Small victories, and a Harry who at least knows who he is, if not how he wants to be in the world. That’s what the game provided for me. With an ending like that, and the experiences I had peppered in the middle, I feel like the right amount of melancholy and the exact dash of bleakness happened in Disco Elysium. I fumbled my way into Harry making peace with himself and the world around him, and it seemed like a win. But no matter how much I am enchanted with the form and the accomplishment, I can’t help but think about how little the racism against Lieutenant Kitsuragi or the knowing, joking evocation of race science ended up mattering. In the final calculus, it was something I had to sit through and sift through to get to an experience that had a soul to it. And I’m afraid that the only way it would have mattered is if I had committed to it and decided to be that nationalist, racist Harry DuBois. It would have only truly given flavor to the world if I wanted to pursue that particular flavor. And I’m unsure if I think that would have made the game more interesting, or better, or even worth engaging with.
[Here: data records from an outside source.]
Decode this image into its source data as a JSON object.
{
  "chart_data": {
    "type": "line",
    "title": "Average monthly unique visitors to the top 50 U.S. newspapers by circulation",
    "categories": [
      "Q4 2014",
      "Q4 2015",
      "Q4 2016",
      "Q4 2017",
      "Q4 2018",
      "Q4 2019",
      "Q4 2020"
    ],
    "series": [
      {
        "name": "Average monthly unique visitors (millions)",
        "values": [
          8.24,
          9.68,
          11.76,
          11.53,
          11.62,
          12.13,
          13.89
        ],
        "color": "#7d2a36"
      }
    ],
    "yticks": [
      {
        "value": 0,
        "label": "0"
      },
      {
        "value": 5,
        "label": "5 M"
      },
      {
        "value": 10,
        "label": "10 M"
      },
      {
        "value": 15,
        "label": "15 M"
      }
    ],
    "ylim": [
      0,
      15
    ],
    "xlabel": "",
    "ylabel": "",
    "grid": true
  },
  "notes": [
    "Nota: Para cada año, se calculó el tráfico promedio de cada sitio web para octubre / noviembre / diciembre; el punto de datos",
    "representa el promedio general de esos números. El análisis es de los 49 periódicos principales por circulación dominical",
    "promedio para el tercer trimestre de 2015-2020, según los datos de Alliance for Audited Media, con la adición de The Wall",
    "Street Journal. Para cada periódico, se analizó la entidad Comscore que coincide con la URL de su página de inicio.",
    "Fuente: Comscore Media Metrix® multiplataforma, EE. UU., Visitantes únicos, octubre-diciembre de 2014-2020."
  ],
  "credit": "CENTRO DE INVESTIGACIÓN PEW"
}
Contrary to its obvious intention, it seems like it would have only served to rob this vibrant world of nuance and power, reducing everything down to pre-existing categories and prejudices. Playing Harry as a self-justifying racist machine wouldn’t bring me any joy. The game would have meant less.
***
When Spector or Rossignol talked about the One City Block RPG, what they were really after was a certain set of dependencies. Everything could rely on everything else, and banging on a wall might disturb a neighbor who opens a window, letting a cat out and giving the kid three doors down a new pet for the evening. The city block is about depth and narrative and the idea that things can be attached in time and space to create powerful experiences in games. At base, Disco Elysium is this goal accomplished by other means, this towering object of labor and legitimate skill which is going to be the mark from which we measure these kinds of games in the future. And I’m left thinking about what will get picked up here and recognized as the contribution the game made to the world. Will it be the wonder and joy of small moments and big narrative context? Or will it be the hollow laughter at the ideological human, the person who believes too much and often without thought? I hope for the former. I fear for the latter.